Senator PASTORE. No. All of the ballyhoo that I ever heard on patents was at the time we were considering the 1954 amendment to the atomic energy law. Before that time there was never, never any doubt in anybody's mind. We were in agreement that everything was secret. All of the contracts were negotiated on a cost-plus basis. All the inventions that were discovered became the exclusive property of the U.S. Government.

Now, for what commercial uses they have been put to I don't know. I know we had quite a squabble in 1954 when we amended the law and allowed private industry to come into the field. At that time the academic discussion came up about the patent law, but since that time we have had no trouble with it at all, and I am very much refreshed by what you say, that this was all news to you until this matter came to your attention.

But I quite agree that you ought to have a definite public policy on this, and I don't think that the problem is as simple as some of us have been trying to state it is. There is a great deal involved. There are a lot of problems. This isn't a simple thing. This isn't a question of killing off all the patent lawyers and solving it. I think the problem still would be with us.

Admiral RICKOVER. I am not so sure you would have so much of a problem if it wasn't fomented and agitated.
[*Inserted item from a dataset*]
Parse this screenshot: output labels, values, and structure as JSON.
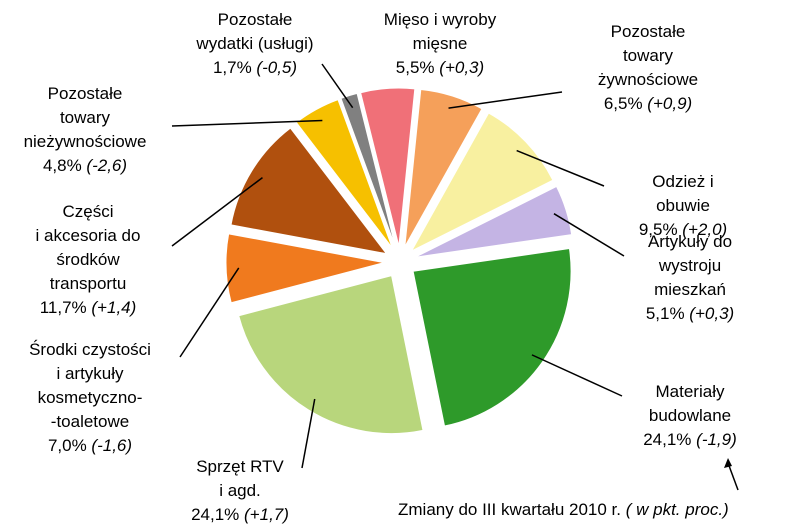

They don't have the same problem in other countries.

Senator PASTORE. They have a different kind of economy. mentioned Russia. In Russia everything belongs to the state.

You

Admiral RICKOVER. Look, we have a form of government which is dedicated to the greatest benefit for the individual, to preservation of individual rights. That is what we are all here for, and we want to maintain that. Yet we have stopped benefiting the individual inventor and we are giving everything to the corporation that employs him.

The Russians, who believe in state monopoly, turn around and benefit the individual.
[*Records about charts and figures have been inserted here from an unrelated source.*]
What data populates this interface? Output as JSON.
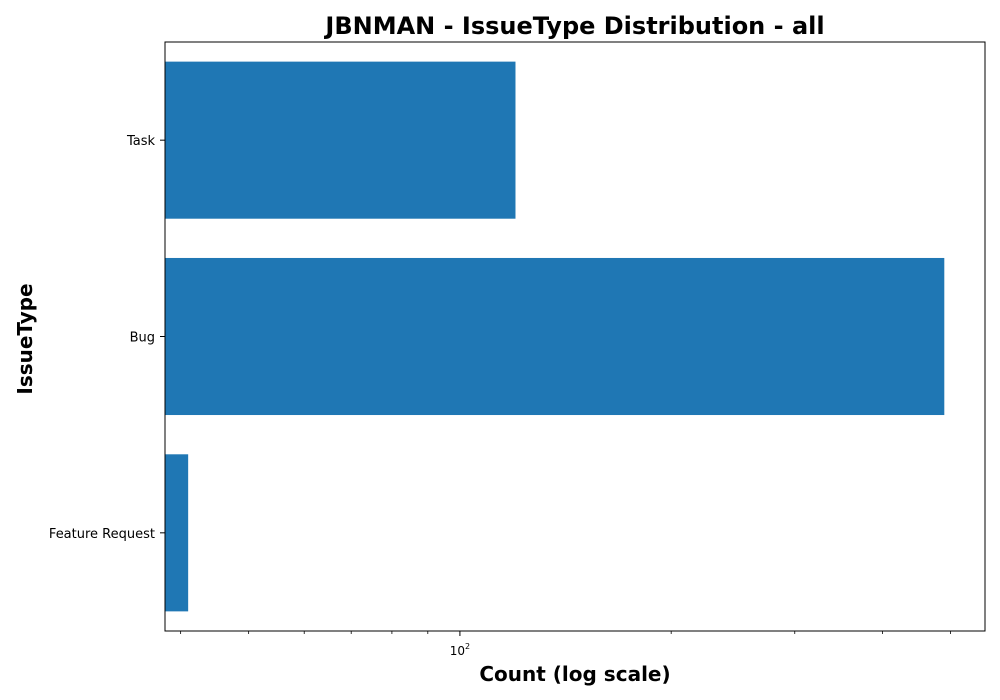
{
  "chart_data": {
    "type": "bar",
    "orientation": "horizontal",
    "title": "JBNMAN - IssueType Distribution - all",
    "xlabel": "Count (log scale)",
    "ylabel": "IssueType",
    "x_scale": "log",
    "xlim": [
      38,
      560
    ],
    "x_major_ticks": [
      {
        "base": "10",
        "exp": "2",
        "value": 100
      }
    ],
    "x_minor_ticks": [
      40,
      50,
      60,
      70,
      80,
      90,
      200,
      300,
      400,
      500
    ],
    "categories": [
      "Task",
      "Bug",
      "Feature Request"
    ],
    "values": [
      120,
      490,
      41
    ],
    "bar_color": "#1f77b4",
    "grid": false
  }
}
For the last 30 to 40 years, all the theorists have been arguing that you can't have a viable Communist system, that it won't work. Meanwhile, it creeps up on us. The Russians now control half the people of the world. That is, the Communist system controls about half the people of the world. They are the second largest industrial power. They are increasing their rate of productivity at 7 percent; we at about 3 percent. And we keep on saying that their system is no good from a production standpoint.

The purpose of the U.S. Government is not just to support production. The purpose is freedom. And individual freedom may not always coincide with maximum production of consumer goods by giant business or with maximum business for the patent bar.

Senator SALTONSTALL. Admiral, if you are going to protect and improve the freedom of the individual citizen in the United States, which you say and which we all want, you have got to stimulate that freedom by the initiative that comes from the imagination and incentive that is given by the patents.

Admiral RICKOVER. I am all for that, sir.

But when you say that we must stimulate the freedom that patents. give to imagination and incentive you are actually speaking of the individual inventor. Nothing is really created by a team or by an organization. Every new idea comes out of a single human mind. You can provide the environment where new ideas best flourish—which may be a group of people with good inventive minds mutually stimulating each other and coordinating their research findings-but in the final analysis it is always the individual who creates. The original purpose of the patent law was to stimulate individual inventive creativeness by means of a temporary monopoly set up and protected by government during which the inventor would have the sole right to use and benefit from his own brainchild. I am all for rewarding the individual inventor. I think he should get a specific reward for coming up with a useful invention; it should not be considered part of his regular duties and be appropriated automatically by his employer.